UCR Sure! I want to go back to Tastes Like Gold for a sec. It’s coming out on June 17, 2022. Was this something you guys wrote over the pandemic or did you have it and you’ve had to sit on it for a couple of years?
Kevin Baldes No, no, no, no. It was kind of written during the pandemic. I think it might have even started prior to the pandemic. But then as the pandemic was happening, you know, through Zoom calls and that type of thing. Writing over Zoom is tough.
UCR Yeah, I bet.
Kevin Baldes But, even during the pandemic, I remember flying out and one particular song, “Mouth Shut”. We wrote it on a rooftop in downtown Nashville, actually. Because Jeremy and AJ live out in Nashville. So that was written on like a balcony part. And so you had a view of some downtown area and everything. I remember being there. I remember my wife calling and I had to excuse myself and took a call and went back. It’s weird. I remember it like it was yesterday and now we’re pushing “Mouth Shut” and we just shot a video for it. And Adrian Young from No Doubt plays the drums on that particular song. So we called Adrian and said, Hey, we’re filming a video for it in downtown L.A. you want to come out? And he said, Yeah, sure. So Adrian’s in the video. It’s really cool, man. We’ve got a deep history with him. And he’s such a good dude. It was super cool of him to take his time out and just roll on out.
UCR I can’t wait to see that.
Kevin Baldes Yeah, it’s really cool. It’s a lot of fun. I just saw the video for the first time.

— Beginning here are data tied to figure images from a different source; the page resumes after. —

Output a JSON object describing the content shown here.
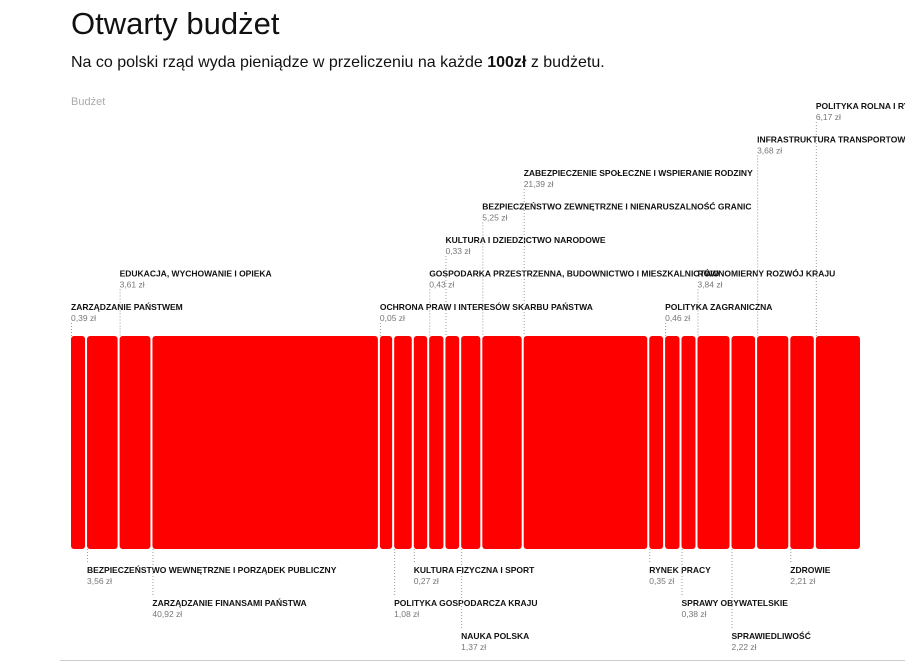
{
  "header": {
    "title": "Otwarty budżet",
    "subtitle_before": "Na co polski rząd wyda pieniądze w przeliczeniu na każde",
    "subtitle_bold": "100zł",
    "subtitle_after": "z budżetu.",
    "section": "Budżet"
  },
  "items": [
    {
      "name": "ZARZĄDZANIE PAŃSTWEM",
      "value": 0.39,
      "value_label": "0,39 zł"
    },
    {
      "name": "BEZPIECZEŃSTWO WEWNĘTRZNE I PORZĄDEK PUBLICZNY",
      "value": 3.56,
      "value_label": "3,56 zł"
    },
    {
      "name": "EDUKACJA, WYCHOWANIE I OPIEKA",
      "value": 3.61,
      "value_label": "3,61 zł"
    },
    {
      "name": "ZARZĄDZANIE FINANSAMI PAŃSTWA",
      "value": 40.92,
      "value_label": "40,92 zł"
    },
    {
      "name": "OCHRONA PRAW I INTERESÓW SKARBU PAŃSTWA",
      "value": 0.05,
      "value_label": "0,05 zł"
    },
    {
      "name": "POLITYKA GOSPODARCZA KRAJU",
      "value": 1.08,
      "value_label": "1,08 zł"
    },
    {
      "name": "KULTURA FIZYCZNA I SPORT",
      "value": 0.27,
      "value_label": "0,27 zł"
    },
    {
      "name": "GOSPODARKA PRZESTRZENNA, BUDOWNICTWO I MIESZKALNICTWO",
      "value": 0.43,
      "value_label": "0,43 zł"
    },
    {
      "name": "KULTURA I DZIEDZICTWO NARODOWE",
      "value": 0.33,
      "value_label": "0,33 zł"
    },
    {
      "name": "NAUKA POLSKA",
      "value": 1.37,
      "value_label": "1,37 zł"
    },
    {
      "name": "BEZPIECZEŃSTWO ZEWNĘTRZNE I NIENARUSZALNOŚĆ GRANIC",
      "value": 5.25,
      "value_label": "5,25 zł"
    },
    {
      "name": "ZABEZPIECZENIE SPOŁECZNE I WSPIERANIE RODZINY",
      "value": 21.39,
      "value_label": "21,39 zł"
    },
    {
      "name": "RYNEK PRACY",
      "value": 0.35,
      "value_label": "0,35 zł"
    },
    {
      "name": "POLITYKA ZAGRANICZNA",
      "value": 0.46,
      "value_label": "0,46 zł"
    },
    {
      "name": "SPRAWY OBYWATELSKIE",
      "value": 0.38,
      "value_label": "0,38 zł"
    },
    {
      "name": "RÓWNOMIERNY ROZWÓJ KRAJU",
      "value": 3.84,
      "value_label": "3,84 zł"
    },
    {
      "name": "SPRAWIEDLIWOŚĆ",
      "value": 2.22,
      "value_label": "2,22 zł"
    },
    {
      "name": "INFRASTRUKTURA TRANSPORTOWA",
      "value": 3.68,
      "value_label": "3,68 zł"
    },
    {
      "name": "ZDROWIE",
      "value": 2.21,
      "value_label": "2,21 zł"
    },
    {
      "name": "POLITYKA ROLNA I RYBACKA",
      "value": 6.17,
      "value_label": "6,17 zł"
    }
  ]
}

I don’t even know if it’s the final cut, but I saw it like two nights ago and I was like, dude, this is really cool. The video has nothing to do with anything, and it’s just us having fun. It’s not even about “Mouth Shut”. It’s us performing “Mouth Shut” in various rooms and stuff. It’s just chaotic and cool.
UCR Thank you so much for your time, Kevin. It’s going to be awesome having you guys back in Utah.
Lit will be playing in Daybreak this Friday, June 10th. The concert is free and is recommended that Daybreak residents or their guests attend. I have a friend in Daybreak and he said you all can be his guest!